How does being a mother in the industry comes with its own unique set of challenges and stressors? How do you balance a career that involves so much traveling with parenthood?

It has taken me quite some work and time to deal with feelings of guilt for leaving her and of course I sometimes still feel them, but those feelings are also a part of parenthood. You always want the best for your child and strive to make the best childhood for them. After having my daughter I got more selective with my gigs, I want it to be worth it being away from her. I want it to contribute to my growth as well as hers. I also plan weekends off in advance. A good thing is that I am very flexible during the week, and I think I get to spend more time with my daughter compared to most parents working a nine-to-five job. I’m thankful for that and I try to make the most of it. Then, last but not least, the support structure where my partner, her father, plays a vital role. He is at home with her during the weekends when I am away, without him I wouldn’t be able to do it.

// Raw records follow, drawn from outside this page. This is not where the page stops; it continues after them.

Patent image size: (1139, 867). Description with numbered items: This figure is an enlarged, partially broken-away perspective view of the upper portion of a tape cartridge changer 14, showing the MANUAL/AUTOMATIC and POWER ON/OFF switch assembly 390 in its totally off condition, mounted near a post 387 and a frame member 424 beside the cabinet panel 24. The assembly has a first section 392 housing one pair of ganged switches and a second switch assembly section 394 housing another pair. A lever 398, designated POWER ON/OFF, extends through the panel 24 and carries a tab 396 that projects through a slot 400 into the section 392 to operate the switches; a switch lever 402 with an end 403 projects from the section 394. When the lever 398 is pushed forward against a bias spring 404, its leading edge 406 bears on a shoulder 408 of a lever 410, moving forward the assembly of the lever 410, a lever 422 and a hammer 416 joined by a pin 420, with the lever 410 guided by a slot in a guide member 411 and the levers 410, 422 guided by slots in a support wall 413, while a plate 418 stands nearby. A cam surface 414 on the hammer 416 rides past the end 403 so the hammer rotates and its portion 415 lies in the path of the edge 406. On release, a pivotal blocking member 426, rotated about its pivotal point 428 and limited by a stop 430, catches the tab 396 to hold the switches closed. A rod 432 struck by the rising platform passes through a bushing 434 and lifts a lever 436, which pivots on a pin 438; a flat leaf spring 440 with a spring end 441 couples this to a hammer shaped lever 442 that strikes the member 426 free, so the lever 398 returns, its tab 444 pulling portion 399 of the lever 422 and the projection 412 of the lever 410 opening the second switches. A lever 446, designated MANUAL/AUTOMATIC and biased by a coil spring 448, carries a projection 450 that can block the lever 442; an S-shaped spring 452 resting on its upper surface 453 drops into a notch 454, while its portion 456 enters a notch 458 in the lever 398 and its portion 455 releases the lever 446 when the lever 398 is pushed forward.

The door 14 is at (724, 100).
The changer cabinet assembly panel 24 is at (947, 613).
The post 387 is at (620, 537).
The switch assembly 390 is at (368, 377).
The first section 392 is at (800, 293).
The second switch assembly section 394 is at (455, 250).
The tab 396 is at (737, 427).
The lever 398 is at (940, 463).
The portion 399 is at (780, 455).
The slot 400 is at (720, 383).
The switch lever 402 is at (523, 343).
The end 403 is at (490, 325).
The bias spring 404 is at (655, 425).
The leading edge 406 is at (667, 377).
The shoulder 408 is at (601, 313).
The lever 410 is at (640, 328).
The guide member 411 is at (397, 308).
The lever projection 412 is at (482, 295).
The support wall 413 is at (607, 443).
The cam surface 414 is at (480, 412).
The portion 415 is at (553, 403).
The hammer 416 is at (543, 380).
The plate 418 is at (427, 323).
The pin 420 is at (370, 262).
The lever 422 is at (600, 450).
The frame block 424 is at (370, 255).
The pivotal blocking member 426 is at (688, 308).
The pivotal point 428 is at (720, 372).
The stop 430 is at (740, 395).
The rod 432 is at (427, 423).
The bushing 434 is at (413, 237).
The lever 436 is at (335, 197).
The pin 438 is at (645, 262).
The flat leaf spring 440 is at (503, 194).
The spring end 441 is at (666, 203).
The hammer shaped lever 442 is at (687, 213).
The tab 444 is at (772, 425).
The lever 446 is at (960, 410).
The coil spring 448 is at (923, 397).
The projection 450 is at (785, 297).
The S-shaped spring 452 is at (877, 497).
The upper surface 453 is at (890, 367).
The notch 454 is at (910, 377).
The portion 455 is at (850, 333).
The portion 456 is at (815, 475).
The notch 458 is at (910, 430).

Nastia recently posted on Instagram about the years of unhealthy comparisons between her and Nina Kraviz that were based mainly on their looks. This wore her down and their friendship eventually deteriorated. Do you feel that women in music are more subjected to these comparisons than their male counterparts?

Women have been much more objectified in our society than men which can lead to women feeling the pressure and expectation of looking a certain way. Society is also feeding a behaviour that cares too much about the outside world. I think both men and women are affected by this and are comparing themselves to others much more than it’s healthy to do so. A lot of people portray this happy, fun, picture perfect life on social media that isn’t necessarily true.

 If you’re not feeling great, does playing a set help? Always or just sometimes? If so, what’s the difference?

It can definitely help! You can get a lot of love and energy from the crowd that can have a very positive effect on your mindset. Those moments are also the ones you’re chasing, the connection with the crowd, sharing a special moment. 

What does “community” mean to you in this industry?

For me it means, ‘sharing is caring’, both the good and the bad. And being able to have some real conversations between people in the industry, and to care for each other.